Once you’re done exploring the virtual machine, you can exit the session with CTRL-D. The virtual machine is still running in the background, but you’ve just closed the SSH connection.

To end the virtual machine, enter:

vagrant destroy

The file you downloaded is still on your system, but anything that was running in the virtual machine is gone.

Synced Folders

Vagrant automatically synchronizes content that’s in your project directory with a special directory in the guest (virtual) system. The project directory is the one you created earlier, /vagrant-test. It’s also the same one that holds the Vagrantfile.

When you log into the virtual machine, by default you’ll start in the /home/vagrant/ directory. A different directory, /vagrant/, holds the same files that are on your host system.

You can use vagrant up and vagrant ssh to launch and log into the virtual machine, then create a test document in the /vagrant directory. Use the exit command to close the SSH session, then use ls to list the contents of your vagrant-test directory. It should display the test file you created.

This is a handy way to manage files in the guest OS without having to use an SSH session.


Vagrant includes options to place your virtual machine on a network. At the end of your Vagrantfile, just before the end command, use the command to specify network settings.

For example: “forwarded_port”, guest: 80, host: 8080

This creates a forwarded port for the guest system. You may also define private networks, public networks, and other more advanced options.

Vagrant Share

Vagrant uses a handy tool that you can use to share your Vagrant environment using a custom URL.

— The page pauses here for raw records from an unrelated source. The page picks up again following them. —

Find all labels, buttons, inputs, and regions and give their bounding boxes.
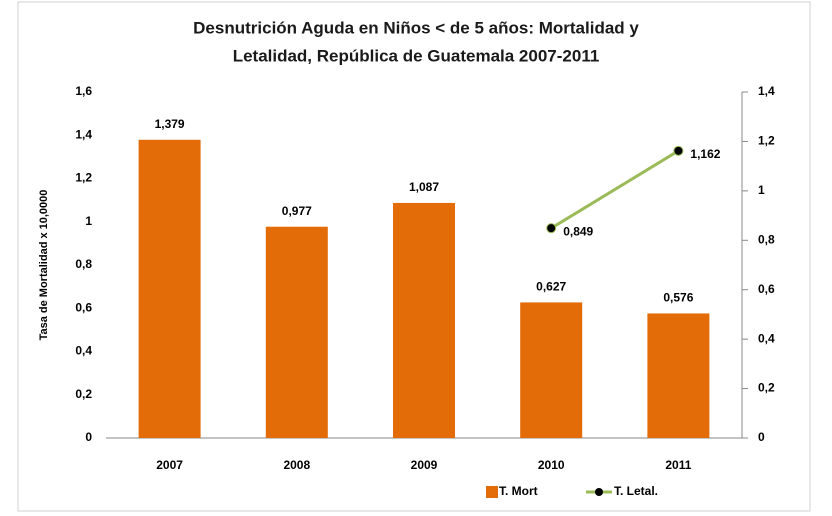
y-tick-label: 1,2 xyxy=(75,171,92,185)
y-tick-label: 0 xyxy=(85,430,92,444)
x-tick-label: 2009 xyxy=(411,458,438,472)
bar-value-label: 0,977 xyxy=(282,204,312,218)
y-tick-label: 0,2 xyxy=(75,387,92,401)
chart-title-line-1: Desnutrición Aguda en Niños < de 5 años:… xyxy=(193,18,639,37)
bar xyxy=(265,226,328,438)
y2-tick-label: 0 xyxy=(758,430,765,444)
legend-swatch xyxy=(486,486,498,498)
bar-value-label: 1,087 xyxy=(409,180,439,194)
y-tick-label: 1,6 xyxy=(75,84,92,98)
y2-tick-label: 0,2 xyxy=(758,381,775,395)
y-tick-label: 1 xyxy=(85,214,92,228)
bar-value-label: 0,576 xyxy=(663,291,693,305)
y-tick-label: 0,4 xyxy=(75,344,92,358)
bar xyxy=(393,202,455,438)
legend-label: T. Mort xyxy=(499,484,538,498)
y2-tick-label: 0,8 xyxy=(758,232,775,246)
bar-value-label: 0,627 xyxy=(536,280,566,294)
bar xyxy=(520,302,583,438)
x-tick-label: 2007 xyxy=(156,458,183,472)
bar xyxy=(138,139,201,438)
line-value-label: 1,162 xyxy=(690,147,720,161)
chart-title-line-2: Letalidad, República de Guatemala 2007-2… xyxy=(233,46,600,65)
line-marker xyxy=(673,145,684,156)
x-tick-label: 2008 xyxy=(283,458,310,472)
line-value-label: 0,849 xyxy=(563,224,593,238)
y-tick-label: 1,4 xyxy=(75,127,92,141)
y2-tick-label: 1,2 xyxy=(758,134,775,148)
line-marker xyxy=(546,223,557,234)
line xyxy=(550,149,680,230)
legend-marker xyxy=(595,488,603,496)
x-tick-label: 2011 xyxy=(665,458,691,472)
y-axis-label: Tasa de Mortalidad x 10,0000 xyxy=(38,190,50,341)
y2-tick-label: 0,6 xyxy=(758,282,775,296)
legend-label: T. Letal. xyxy=(614,484,658,498)
y-tick-label: 0,6 xyxy=(75,300,92,314)
y2-tick-label: 0,4 xyxy=(758,331,775,345)
bar xyxy=(647,313,710,438)
y-tick-label: 0,8 xyxy=(75,257,92,271)
bar-value-label: 1,379 xyxy=(155,117,185,131)
y2-tick-label: 1,4 xyxy=(758,84,775,98)
x-tick-label: 2010 xyxy=(538,458,565,472)
y2-tick-label: 1 xyxy=(758,183,765,197)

With your Vagrant environment running, use the following command:

vagrant share

The system will create a Vagrant Share session, then generate a URL. This URL can be copied and given to another person. If you’ve got Apache configured in your Vagrant session, anyone who uses this URL can see your Apache configuration page. This URL will change as you modify the contents of your shared folder.

You can close the sharing session with CTRL-C.

For more information, see the Vagrant Sharing documentation.

Clean Up Vagrant

Once you’re done working on your guest system, you have a few options of what to do with it.

vagrant suspend – This saves the state of the machine and stops it. You can resume by running vagrant up again. This is much like putting the machine in sleep mode.

vagrant halt – This gracefully shuts down the virtual machine. Using vagrant up will reboot the same virtual machine, and you can resume where you left off. This is much like shutting down a regular machine.

vagrant destroy – This removes all traces of the virtual machine from your system. Anything you have saved in the virtual machine will be removed. This frees up the system resources used by Vagrant, but when you vagrant up the next time, the machine will have to be re-imported and re-provisioned. This is much like formatting the hard drive on a system, then reloading a fresh image.


By now, you should be familiar with the essential operations for Vagrant. If you followed along with the tutorial, you might even have a virtual OS running right now!